Why Multiple Phases?

  • Initialize: Create internal state, resolve dependencies between managers
  • Start: Begin listening/connecting. Outbounds start first (needed by DNS transports and inbounds)
  • PostStart: Tasks that require other services to be running (e.g., rules that reference rule sets)
  • Started: Cleanup temporary data, trigger GC

Shutdown

go
func (s *Box) Close() error {
    close(s.done)  // signal shutdown

    // Close in reverse dependency order:
    // service → endpoint → inbound → outbound → router →
    // connection → dns-router → dns-transport → network

    // Then internal services (cache-file, clash-api, etc.)
    // Then logger
}

PreStart vs Start

sing-box supports two startup modes:

  • Box.Start() — full startup, calls preStart() then start() internally
  • Box.PreStart() — partial startup for mobile platforms where inbounds should start later

PreStart initializes everything and starts outbounds/DNS/router, but does NOT start inbounds/endpoints/services.
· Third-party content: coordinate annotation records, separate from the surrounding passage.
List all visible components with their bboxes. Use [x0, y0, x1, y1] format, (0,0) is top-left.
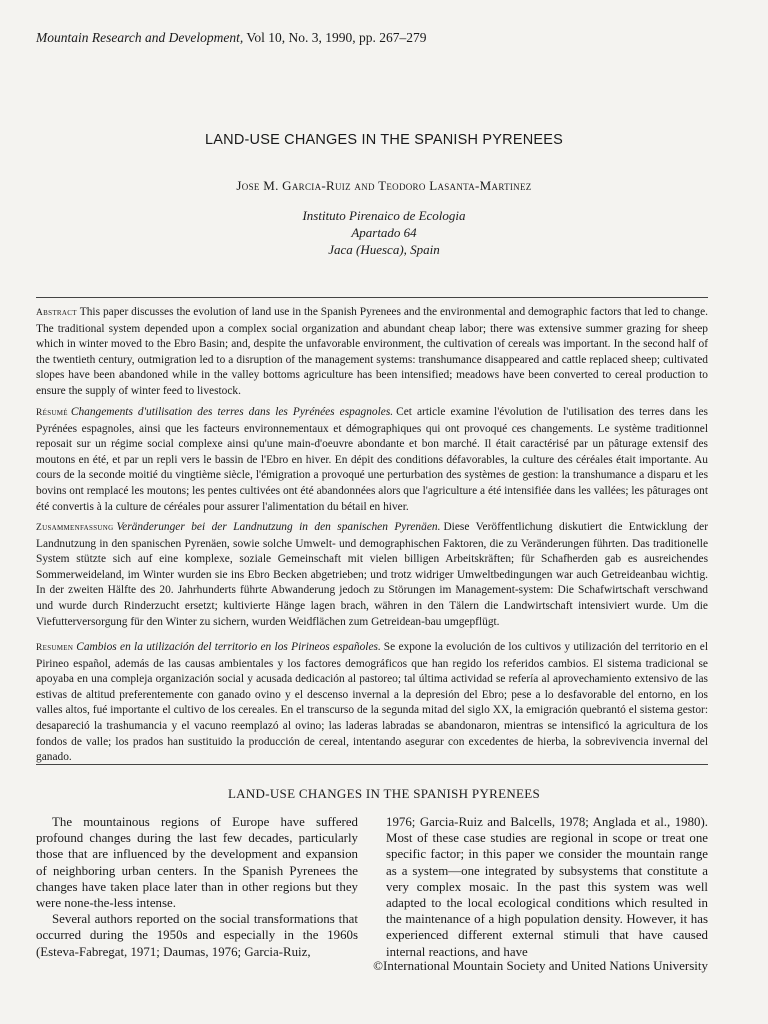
abstract-bottom-rule	[36, 764, 708, 765]
affiliation-address: Apartado 64	[351, 225, 417, 240]
journal-citation	[36, 30, 426, 46]
resume-tag: Résumé	[36, 408, 68, 418]
body-paragraph: 1976; Garcia-Ruiz and Balcells, 1978; Anglada et al., 1980). Most of these case studies are regional in scope or treat one specific factor; in this paper we consider the mountain range as a system—one integrated by subsystems that constitute a very complex mosaic. In the past this system was well adapted to the local ecological conditions which resulted in the maintenance of a high population density. However, it has experienced different external stimuli that have caused internal reactions, and have	[386, 815, 708, 959]
volume-issue-pages: Vol 10, No. 3, 1990, pp. 267–279	[246, 30, 427, 45]
affiliation-city: Jaca (Huesca), Spain	[328, 242, 440, 257]
resumen-tag: Resumen	[36, 643, 74, 653]
resumen-title: Cambios en la utilización del territorio en los Pirineos españoles.	[76, 641, 381, 653]
body-column-right	[386, 814, 708, 960]
copyright-notice: ©International Mountain Society and United Nations University	[373, 958, 708, 973]
zusammenfassung-title: Veränderunger bei der Landnutzung in den spanischen Pyrenäen.	[116, 521, 441, 533]
body-paragraph: The mountainous regions of Europe have suffered profound changes during the last few decades, particularly those that are influenced by the development and expansion of neighboring urban centers. In the Spanish Pyrenees the changes have taken place later than in other regions but they were none-the-less intense.	[36, 815, 358, 911]
abstract-tag: Abstract	[36, 308, 77, 318]
abstract-german	[36, 520, 708, 630]
journal-name: Mountain Research and Development,	[36, 30, 244, 45]
zusammenfassung-text: Diese Veröffentlichung diskutiert die Entwicklung der Landnutzung in den spanischen Pyrenäen, sowie solche Umwelt- und demographischen Faktoren, die zu Veränderungen führten. Das traditionelle System stützte sich auf eine komplexe, soziale Gemeinschaft mit vielen billigen Arbeitskräften; für Schafherden gab es ausreichendes Sommerweideland, im Winter wurden sie ins Ebro Becken abgetrieben; und trotz widriger Umweltbedingungen war auch Getreideanbau wichtig. In der zweiten Hälfte des 20. Jahrhunderts führte Abwanderung jedoch zu Störungen im Management-system: Die Schafwirtschaft verschwand und wurde durch Rinderzucht ersetzt; kultivierte Hänge lagen brach, währen in den Tälern die Landwirtschaft intensiviert wurde. Um die Viefutterversorgung für den Winter zu sichern, wurden Weidflächen zum Getreidean-bau umgepflügt.	[36, 521, 708, 628]
abstract-english	[36, 305, 708, 400]
resume-text: Cet article examine l'évolution de l'utilisation des terres dans les Pyrénées espagnoles, ainsi que les facteurs environnementaux et démographiques qui ont provoqué ces changements. Le système traditionnel reposait sur un régime social complexe ainsi qu'une main-d'oeuvre abondante et bon marché. Il était caractérisé par un pâturage extensif des moutons en été, et par un repli vers le bassin de l'Ebro en hiver. En dépit des conditions défavorables, la culture des céréales était importante. Au cours de la seconde moitié du vingtième siècle, l'émigration a provoqué une perturbation des systèmes de gestion: la transhumance a disparu et les bovins ont remplacé les moutons; les pentes cultivées ont été abandonnées alors que l'agriculture a été intensifiée dans les vallées; les pâturages ont été convertis à la culture de céréales pour assurer l'alimentation du bétail en hiver.	[36, 406, 708, 513]
resumen-text: Se expone la evolución de los cultivos y utilización del territorio en el Pirineo español, además de las causas ambientales y los factores demográficos que han regido los referidos cambios. El sistema tradicional se apoyaba en una compleja organización social y acusada dedicación al pastoreo; tal última actividad se refería al aprovechamiento extensivo de las estivas de altitud preferentemente con ganado ovino y el descenso invernal a la depresión del Ebro; pese a lo desfavorable del entorno, en los valles altos, fué importante el cultivo de los cereales. En el transcurso de la segunda mitad del siglo XX, la emigración quebrantó el sistema gestor: desapareció la trashumancia y el vacuno reemplazó al ovino; las laderas labradas se abandonaron, mientras se intensificó la agricultura de los fondos de valle; los prados han sustituido la producción de cereal, intentando asegurar con excedentes de hierba, la sobrevivencia invernal del ganado.	[36, 641, 708, 764]
body-column-left	[36, 814, 358, 960]
abstract-top-rule	[36, 297, 708, 298]
article-authors: Jose M. Garcia-Ruiz and Teodoro Lasanta-Martinez	[236, 178, 532, 193]
abstract-spanish	[36, 640, 708, 766]
abstract-text: This paper discusses the evolution of land use in the Spanish Pyrenees and the environmental and demographic factors that led to change. The traditional system depended upon a complex social organization and abundant cheap labor; there was extensive summer grazing for sheep which in winter moved to the Ebro Basin; and, despite the unfavorable environment, the cultivation of cereals was important. In the second half of the twentieth century, outmigration led to a disruption of the management systems: transhumance disappeared and cattle replaced sheep; cultivated slopes have been abandoned while in the valley bottoms agriculture has been intensified; meadows have been converted to cereal production to ensure the supply of winter feed to livestock.	[36, 306, 708, 397]
affiliation-institute: Instituto Pirenaico de Ecologia	[302, 208, 466, 223]
article-title: LAND-USE CHANGES IN THE SPANISH PYRENEES	[205, 132, 563, 148]
zusammenfassung-tag: Zusammenfassung	[36, 523, 114, 533]
body-paragraph: Several authors reported on the social transformations that occurred during the 1950s and especially in the 1960s (Esteva-Fabregat, 1971; Daumas, 1976; Garcia-Ruiz,	[36, 912, 358, 959]
resume-title: Changements d'utilisation des terres dans les Pyrénées espagnoles.	[70, 406, 394, 418]
section-heading: LAND-USE CHANGES IN THE SPANISH PYRENEES	[227, 786, 541, 801]
abstract-french	[36, 405, 708, 515]
affiliation	[0, 207, 768, 258]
This allows the platform layer to configure TUN before traffic flows.

Task Monitor

Each phase uses a taskmonitor.New() to log slow operations:

go
monitor := taskmonitor.New(s.logger, C.StartTimeout)
monitor.Start("start logger")
err := s.logFactory.Start()
monitor.Finish()

If a task exceeds C.StartTimeout (60s), it logs a warning with the task name.